A Catholic approach to development aims at helping people achieve both physical and spiritual well-being and promotes both individual responsibility and community ties, Pope Francis said.

A development that is “fully human” recognizes that being a person means being in relationship; it affirms “inclusion and not exclusion,” upholds the dignity of the person against any form of exploitation, and struggles for freedom, the pope said April 4 at a Vatican conference marking the 50th anniversary of Blessed Paul VI’s encyclical on integral human development, “Populorum Progressio.”

Holistic or integral development, Pope Francis said, involves “integrating” all people into one human family, integrating individuals into communities, integrating the individual and communal dimensions of life and integrating body and soul.
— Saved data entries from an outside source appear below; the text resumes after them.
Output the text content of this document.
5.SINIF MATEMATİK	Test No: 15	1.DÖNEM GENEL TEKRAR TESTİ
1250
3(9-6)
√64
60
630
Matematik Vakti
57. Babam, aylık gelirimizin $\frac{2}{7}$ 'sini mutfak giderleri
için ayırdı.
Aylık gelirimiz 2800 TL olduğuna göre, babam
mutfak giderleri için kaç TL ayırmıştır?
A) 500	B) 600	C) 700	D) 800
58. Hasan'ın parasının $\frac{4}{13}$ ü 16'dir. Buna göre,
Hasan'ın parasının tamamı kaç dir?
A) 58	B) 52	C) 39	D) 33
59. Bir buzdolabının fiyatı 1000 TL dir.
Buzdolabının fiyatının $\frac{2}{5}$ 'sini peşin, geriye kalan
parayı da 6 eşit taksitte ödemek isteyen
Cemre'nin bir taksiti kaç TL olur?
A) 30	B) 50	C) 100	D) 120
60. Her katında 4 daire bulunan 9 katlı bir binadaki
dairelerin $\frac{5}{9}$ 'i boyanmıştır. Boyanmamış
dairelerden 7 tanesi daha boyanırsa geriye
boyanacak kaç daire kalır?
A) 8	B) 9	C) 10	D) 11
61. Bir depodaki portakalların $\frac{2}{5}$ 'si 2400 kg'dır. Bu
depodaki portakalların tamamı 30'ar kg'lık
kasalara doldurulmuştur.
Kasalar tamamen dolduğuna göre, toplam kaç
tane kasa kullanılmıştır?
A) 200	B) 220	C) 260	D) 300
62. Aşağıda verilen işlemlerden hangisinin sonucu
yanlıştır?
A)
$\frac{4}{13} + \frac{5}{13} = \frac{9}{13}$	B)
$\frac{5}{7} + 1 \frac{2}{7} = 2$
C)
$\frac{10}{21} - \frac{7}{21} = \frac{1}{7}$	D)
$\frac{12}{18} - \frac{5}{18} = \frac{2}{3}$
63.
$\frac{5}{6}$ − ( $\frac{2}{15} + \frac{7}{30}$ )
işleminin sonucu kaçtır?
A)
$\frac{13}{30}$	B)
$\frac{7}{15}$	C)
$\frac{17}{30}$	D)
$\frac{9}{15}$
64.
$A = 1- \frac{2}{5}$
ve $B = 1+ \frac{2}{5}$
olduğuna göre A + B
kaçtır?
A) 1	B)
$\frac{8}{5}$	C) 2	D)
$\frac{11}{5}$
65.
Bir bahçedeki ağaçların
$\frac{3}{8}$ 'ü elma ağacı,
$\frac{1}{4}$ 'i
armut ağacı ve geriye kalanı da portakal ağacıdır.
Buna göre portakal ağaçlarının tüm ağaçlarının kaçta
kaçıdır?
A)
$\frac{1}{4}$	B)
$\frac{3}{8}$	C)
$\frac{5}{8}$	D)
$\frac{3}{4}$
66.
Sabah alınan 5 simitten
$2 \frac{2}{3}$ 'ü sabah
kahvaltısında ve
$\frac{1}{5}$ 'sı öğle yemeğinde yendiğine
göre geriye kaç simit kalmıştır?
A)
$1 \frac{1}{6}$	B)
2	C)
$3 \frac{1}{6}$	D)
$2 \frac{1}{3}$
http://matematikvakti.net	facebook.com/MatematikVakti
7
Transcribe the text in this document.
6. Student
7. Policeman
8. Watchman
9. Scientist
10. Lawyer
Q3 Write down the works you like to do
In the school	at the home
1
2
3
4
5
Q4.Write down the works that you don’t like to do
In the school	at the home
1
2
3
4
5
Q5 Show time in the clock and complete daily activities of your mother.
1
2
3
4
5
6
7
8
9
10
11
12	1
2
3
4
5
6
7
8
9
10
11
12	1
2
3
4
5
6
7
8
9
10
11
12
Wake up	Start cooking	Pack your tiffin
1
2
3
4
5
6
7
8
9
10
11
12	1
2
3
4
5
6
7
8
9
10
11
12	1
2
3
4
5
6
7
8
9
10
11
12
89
“The duty of solidarity obliges us to seek proper ways of sharing so that there is no longer that dramatic inequality between those who have too much and those who have nothing, between those who discard and those who are discarded,” he said.

Social integration recognizes that each individual has “a right and an obligation” to participate in the life of the community, bringing his or her gifts and talents to share for the good of all, the pope said. But it also recognizes that well-being is not something that can be improved or measured only with economic indicators; it includes “work, culture, family life and religion.”

“None of these can be absolutized and none can be excluded from the concept of integral human development,” he said, because “human life is like an orchestra that plays well if all the different instruments are in tune with each other and follow a score shared by all.”

One of the major challenges to integral development today, he said, is the tendency to focus either exclusively on the value of the individual or to ignore that value completely.

In the West, he said, culture “has exulted the individual to the point of making him an island, as if one could be happy alone.”

“On the other hand,” the pope said, “there is no lack of ideological visions and political powers who have squashed the person,” or treat people as a mass without individual dignity. The modern global economic system tends to do the same, he said.

Because human beings are both body and soul, working for their well-being must include respecting their faith and helping it grow.

The Catholic Church’s approach to development is modeled on Jesus’ approach to human flourishing, an approach that included spiritual and physical healing, liberating and reconciling people, the pope said.